Mazza, speaking in an interview with The Malibu Times, said the commission assured Gosnell the light would be gone after two years and that Caltrans had sent a comprehensive letter to him and all other interested parties addressing Gosnell’s concerns.

During the planning commission meeting, Mazza told the planning commission that “the more [stop] lights you have on PCH, the worse it is.” In a later interview with The Malibu Times, Mazza elaborated: “More lights slow down traffic … [They do] make things safer but you have to get from here to there. Three lights lets you get into Santa Monica faster than if you have ten. Plus, it’s a highway so limited in the amount of lights you can put.” Mazza also mentioned that the traffic lights in western Malibu are not part of the signal synchronization project that allows lights on the eastern part of PCH to function smoothly together.

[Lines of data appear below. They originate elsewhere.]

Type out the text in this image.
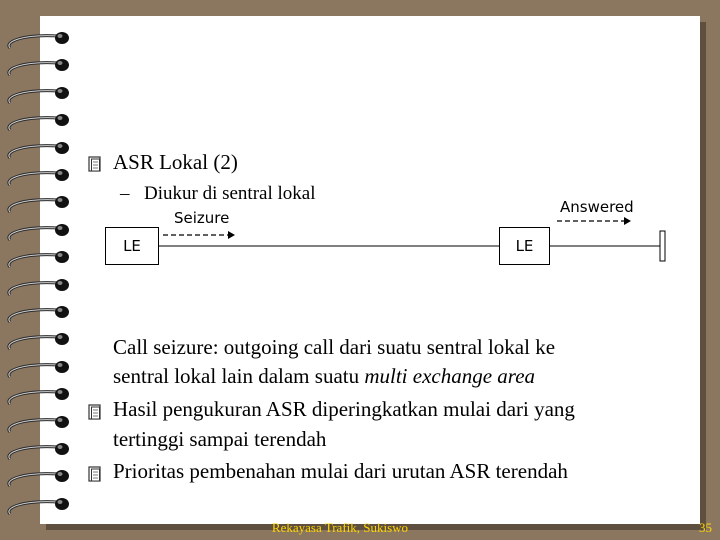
ASR Lokal (2)
– Diukur di sentral lokal
Seizure
Answered
LE	LE
Call seizure: outgoing call dari suatu sentral lokal ke
sentral lokal lain dalam suatu multi exchange area
Hasil pengukuran ASR diperingkatkan mulai dari yang
tertinggi sampai terendah
Prioritas pembenahan mulai dari urutan ASR terendah
Rekayasa Trafik, Sukiswo	35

The Guernsey traffic light will also likely change the way traffic flows to Malibu High School, which has a roadway construction project of its own on the horizon: a turnaround on campus, which will ensure that parents and students driving up Morning View Drive would not have to make “ugly U-turns” in Upton. The turnaround has been planned as the first phase of Malibu High’s new campus plan. Upton estimated the turnaround would be finished in two and a half years at the earliest. 

Upton said that SMMUSD would be analyzing whether or not the Guernsey light would be helpful or not to install permanently in a traffic study they were doing, but that initially, he did believe the light would be helpful. 

“Quite simply, it will offer a positive option for people who are visiting the high school campus,” Upton said, while at the same time acknowledging that residents who live west of the high school on Morning View would be subject to more traffic if the light were made permanent.